Laura:  We chose to stay for a couple of nights in a vineyard in the heart of Slavonia, about 50 kilometers from the Hungarian border.  The vineyard is called Enjingi, which is the last name of the wine maker.

Caroline:  The vineyard is really nice.  There's a pond and up the hill, there are four cats and two dogs!  Down the hill, there are cows and hay.  You'll really like it if you go there!

Caroline: P.S.:  I tried a little wine!

Alison:  As soon as we arrived, I got pretty excited.  Slavonia has grass and everything else I've been looking for for the 5 months we've been here.  There was no WiFi though.  However, the place was a breath of fresh air!  Literally, it smelled great!  The apartment was pretty basic by American standards, but we all really enjoyed it.

Laura:  And the hospitality was, in what we've discovered to be typical Croatian style, fantastic.  As soon as we arrived, Ivo--the wine maker--gave us a tour of his wine cellar, including a taste of many of his wines.  He was so generous to us, and his staff was kind as well (and made great breakfasts).
Caroline and Ivo in Ivo's wine cellar
J.D.:  The days were hot, but when the sun went down, the cool refreshing breeze swept down from the hills.  This made sitting on the balcony incredibly comfortable, especially with a glass of Ivo's wine.

Laura: We got to see beautiful sunsets (we'll post some photos of those on the Sunset Page) on the longest days of the year, and we got the best sleep we'd had in days.  Plus we liked having the entire place to ourselves.  We highly recommend trying Enjingi wines and going to Ivo's vineyard.  And I think I can speak for all four of us when I say that we enjoyed being off the beaten path.
Caroline & Alison; sunset on the vineyard
Laura: On the way home from Slavonia, we stopped at several interesting places, including Jasenovac and Čigoč.
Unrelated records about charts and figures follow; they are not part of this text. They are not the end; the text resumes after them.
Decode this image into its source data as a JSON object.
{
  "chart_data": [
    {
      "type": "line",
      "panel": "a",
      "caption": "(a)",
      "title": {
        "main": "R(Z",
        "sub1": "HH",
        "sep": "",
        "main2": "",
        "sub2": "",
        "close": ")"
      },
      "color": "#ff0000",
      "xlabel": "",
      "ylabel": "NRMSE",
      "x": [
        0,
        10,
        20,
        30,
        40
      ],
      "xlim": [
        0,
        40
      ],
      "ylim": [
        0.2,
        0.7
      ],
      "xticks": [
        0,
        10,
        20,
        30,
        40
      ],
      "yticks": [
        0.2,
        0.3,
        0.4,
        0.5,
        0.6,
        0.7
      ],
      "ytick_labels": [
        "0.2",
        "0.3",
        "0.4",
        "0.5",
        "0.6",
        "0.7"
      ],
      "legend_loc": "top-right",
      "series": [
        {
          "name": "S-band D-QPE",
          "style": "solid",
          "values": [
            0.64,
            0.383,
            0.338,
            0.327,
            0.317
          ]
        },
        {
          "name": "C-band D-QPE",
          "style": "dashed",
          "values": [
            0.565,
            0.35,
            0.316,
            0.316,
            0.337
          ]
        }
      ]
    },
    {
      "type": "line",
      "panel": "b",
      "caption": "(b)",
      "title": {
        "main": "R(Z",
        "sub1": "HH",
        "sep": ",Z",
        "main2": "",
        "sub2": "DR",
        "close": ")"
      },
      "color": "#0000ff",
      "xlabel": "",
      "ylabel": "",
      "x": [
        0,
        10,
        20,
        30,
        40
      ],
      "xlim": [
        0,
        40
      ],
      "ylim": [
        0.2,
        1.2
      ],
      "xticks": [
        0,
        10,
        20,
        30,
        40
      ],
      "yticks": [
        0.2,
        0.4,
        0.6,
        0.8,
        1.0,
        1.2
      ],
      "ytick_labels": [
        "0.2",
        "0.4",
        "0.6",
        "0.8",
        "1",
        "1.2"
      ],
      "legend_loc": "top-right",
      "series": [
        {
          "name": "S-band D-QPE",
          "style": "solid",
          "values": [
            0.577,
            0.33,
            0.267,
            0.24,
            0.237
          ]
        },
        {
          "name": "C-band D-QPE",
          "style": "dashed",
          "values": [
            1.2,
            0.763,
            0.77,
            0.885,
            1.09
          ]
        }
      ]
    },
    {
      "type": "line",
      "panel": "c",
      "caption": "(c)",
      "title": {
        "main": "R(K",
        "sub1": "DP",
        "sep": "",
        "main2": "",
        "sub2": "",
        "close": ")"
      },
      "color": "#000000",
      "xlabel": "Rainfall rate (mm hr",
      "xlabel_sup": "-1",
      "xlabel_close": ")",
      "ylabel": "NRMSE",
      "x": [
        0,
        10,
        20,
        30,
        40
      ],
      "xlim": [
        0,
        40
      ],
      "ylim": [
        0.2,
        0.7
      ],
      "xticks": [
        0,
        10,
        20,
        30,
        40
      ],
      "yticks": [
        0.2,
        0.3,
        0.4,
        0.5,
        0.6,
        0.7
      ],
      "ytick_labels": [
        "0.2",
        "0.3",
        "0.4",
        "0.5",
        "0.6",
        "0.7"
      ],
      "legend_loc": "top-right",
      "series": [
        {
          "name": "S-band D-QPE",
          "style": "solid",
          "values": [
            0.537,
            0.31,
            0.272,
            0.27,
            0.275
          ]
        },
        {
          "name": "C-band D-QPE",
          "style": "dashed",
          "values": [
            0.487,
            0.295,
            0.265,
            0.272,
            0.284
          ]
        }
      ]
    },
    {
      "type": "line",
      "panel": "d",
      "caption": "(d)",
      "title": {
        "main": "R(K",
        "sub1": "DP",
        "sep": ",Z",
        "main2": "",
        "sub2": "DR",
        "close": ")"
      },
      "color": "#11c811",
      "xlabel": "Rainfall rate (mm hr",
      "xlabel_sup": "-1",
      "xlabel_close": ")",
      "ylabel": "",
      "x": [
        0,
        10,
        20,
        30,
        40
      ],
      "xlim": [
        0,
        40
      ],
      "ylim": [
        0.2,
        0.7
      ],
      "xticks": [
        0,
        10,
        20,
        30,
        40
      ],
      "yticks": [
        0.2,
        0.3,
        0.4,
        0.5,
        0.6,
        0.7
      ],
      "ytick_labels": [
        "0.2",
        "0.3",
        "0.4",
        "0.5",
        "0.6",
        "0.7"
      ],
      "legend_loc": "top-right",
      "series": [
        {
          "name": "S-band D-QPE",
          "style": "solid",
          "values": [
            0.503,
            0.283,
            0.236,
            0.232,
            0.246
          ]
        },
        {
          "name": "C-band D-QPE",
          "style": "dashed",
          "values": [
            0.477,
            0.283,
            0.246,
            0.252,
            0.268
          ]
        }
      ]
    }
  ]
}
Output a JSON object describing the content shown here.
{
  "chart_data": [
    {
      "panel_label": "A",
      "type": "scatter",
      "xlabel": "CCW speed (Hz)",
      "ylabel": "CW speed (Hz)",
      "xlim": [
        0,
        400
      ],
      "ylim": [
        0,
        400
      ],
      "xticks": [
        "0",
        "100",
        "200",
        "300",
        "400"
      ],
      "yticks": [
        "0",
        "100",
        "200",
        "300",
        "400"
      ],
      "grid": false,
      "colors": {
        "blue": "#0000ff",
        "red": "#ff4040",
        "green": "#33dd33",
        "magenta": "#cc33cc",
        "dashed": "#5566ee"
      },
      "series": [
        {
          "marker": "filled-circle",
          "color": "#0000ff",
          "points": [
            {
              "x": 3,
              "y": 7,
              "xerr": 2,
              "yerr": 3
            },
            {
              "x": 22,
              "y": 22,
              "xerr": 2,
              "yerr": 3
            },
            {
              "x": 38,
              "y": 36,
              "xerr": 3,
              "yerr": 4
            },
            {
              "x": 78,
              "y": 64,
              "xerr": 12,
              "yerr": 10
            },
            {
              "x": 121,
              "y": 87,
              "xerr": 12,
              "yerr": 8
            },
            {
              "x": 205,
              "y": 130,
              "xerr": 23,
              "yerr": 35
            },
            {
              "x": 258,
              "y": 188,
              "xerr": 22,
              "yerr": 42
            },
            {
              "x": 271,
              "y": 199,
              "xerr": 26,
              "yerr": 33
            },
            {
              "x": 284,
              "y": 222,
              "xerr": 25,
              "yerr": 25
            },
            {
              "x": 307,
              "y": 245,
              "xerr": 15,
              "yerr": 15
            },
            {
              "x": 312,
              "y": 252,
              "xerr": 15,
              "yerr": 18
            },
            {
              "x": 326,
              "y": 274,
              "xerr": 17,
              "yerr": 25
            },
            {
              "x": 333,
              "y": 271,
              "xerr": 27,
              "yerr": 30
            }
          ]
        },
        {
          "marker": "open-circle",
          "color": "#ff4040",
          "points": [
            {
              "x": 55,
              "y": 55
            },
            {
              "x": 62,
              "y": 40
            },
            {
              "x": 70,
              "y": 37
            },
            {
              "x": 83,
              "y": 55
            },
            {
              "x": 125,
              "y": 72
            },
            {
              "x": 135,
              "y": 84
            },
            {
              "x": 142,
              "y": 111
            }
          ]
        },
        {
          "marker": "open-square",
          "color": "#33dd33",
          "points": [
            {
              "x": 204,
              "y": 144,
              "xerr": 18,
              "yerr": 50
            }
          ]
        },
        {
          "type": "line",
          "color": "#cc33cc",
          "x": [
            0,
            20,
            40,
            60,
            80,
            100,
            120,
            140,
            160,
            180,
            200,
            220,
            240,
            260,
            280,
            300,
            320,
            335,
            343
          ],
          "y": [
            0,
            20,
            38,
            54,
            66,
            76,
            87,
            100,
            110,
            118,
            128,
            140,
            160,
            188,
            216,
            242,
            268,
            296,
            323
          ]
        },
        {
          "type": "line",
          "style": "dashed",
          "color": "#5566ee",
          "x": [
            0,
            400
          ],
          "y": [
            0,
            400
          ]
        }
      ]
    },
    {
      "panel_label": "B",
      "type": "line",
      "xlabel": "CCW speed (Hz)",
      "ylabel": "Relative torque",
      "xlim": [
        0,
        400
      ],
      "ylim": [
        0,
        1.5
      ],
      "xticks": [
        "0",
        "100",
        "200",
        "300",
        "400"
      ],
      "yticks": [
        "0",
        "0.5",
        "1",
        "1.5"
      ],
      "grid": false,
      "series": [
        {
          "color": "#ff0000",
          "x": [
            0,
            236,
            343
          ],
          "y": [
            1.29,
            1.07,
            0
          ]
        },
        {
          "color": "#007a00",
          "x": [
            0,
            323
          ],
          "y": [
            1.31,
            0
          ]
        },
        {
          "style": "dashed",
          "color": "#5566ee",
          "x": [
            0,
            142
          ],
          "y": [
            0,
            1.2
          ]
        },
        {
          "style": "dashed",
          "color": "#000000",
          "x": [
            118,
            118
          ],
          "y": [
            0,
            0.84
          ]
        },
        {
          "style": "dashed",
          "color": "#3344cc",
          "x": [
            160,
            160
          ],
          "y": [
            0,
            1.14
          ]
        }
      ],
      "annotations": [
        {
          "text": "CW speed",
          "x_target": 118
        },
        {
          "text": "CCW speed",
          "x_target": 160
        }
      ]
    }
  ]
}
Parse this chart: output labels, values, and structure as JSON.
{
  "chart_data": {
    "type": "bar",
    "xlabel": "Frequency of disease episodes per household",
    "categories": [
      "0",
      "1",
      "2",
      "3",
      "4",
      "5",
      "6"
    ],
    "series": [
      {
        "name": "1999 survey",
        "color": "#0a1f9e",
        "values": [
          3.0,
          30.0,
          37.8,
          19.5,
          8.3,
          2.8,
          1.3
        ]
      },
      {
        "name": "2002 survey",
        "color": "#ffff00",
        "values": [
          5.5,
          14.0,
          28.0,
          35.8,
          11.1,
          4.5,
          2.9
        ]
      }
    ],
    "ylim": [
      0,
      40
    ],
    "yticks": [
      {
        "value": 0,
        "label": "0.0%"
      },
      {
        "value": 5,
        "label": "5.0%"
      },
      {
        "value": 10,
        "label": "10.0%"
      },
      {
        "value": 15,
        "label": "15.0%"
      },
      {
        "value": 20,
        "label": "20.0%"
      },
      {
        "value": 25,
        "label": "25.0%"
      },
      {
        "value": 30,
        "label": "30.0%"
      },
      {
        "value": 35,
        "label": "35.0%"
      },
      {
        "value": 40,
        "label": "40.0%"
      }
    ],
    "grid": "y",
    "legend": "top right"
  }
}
Jasenovac was the site of a World War II concentration camp, set up in 1941 by Croatia's Ustaše government for Serbs, Jews, Roma (gypsies), and Croatian political prisoners.  The buildings are no longer there, but earth mounds mark the camp buildings and hollows mark the graves and extermination sites, and there's an imposing stone flower monument to the victims.  It's a powerful place.  
Stone flower monument in Jasenovac, built in 1966
For more information on this concentration camp, check out this on-line exhibit at the U.S. Holocaust Memorial Museum: http://www.ushmm.org/museum/exhibit/online/jasenovac/frameset.html.

Čigoč, labelled the European Village of the Stork, is a small village with wooden houses.  You can find a stork's nest on nearly ever roof in the village.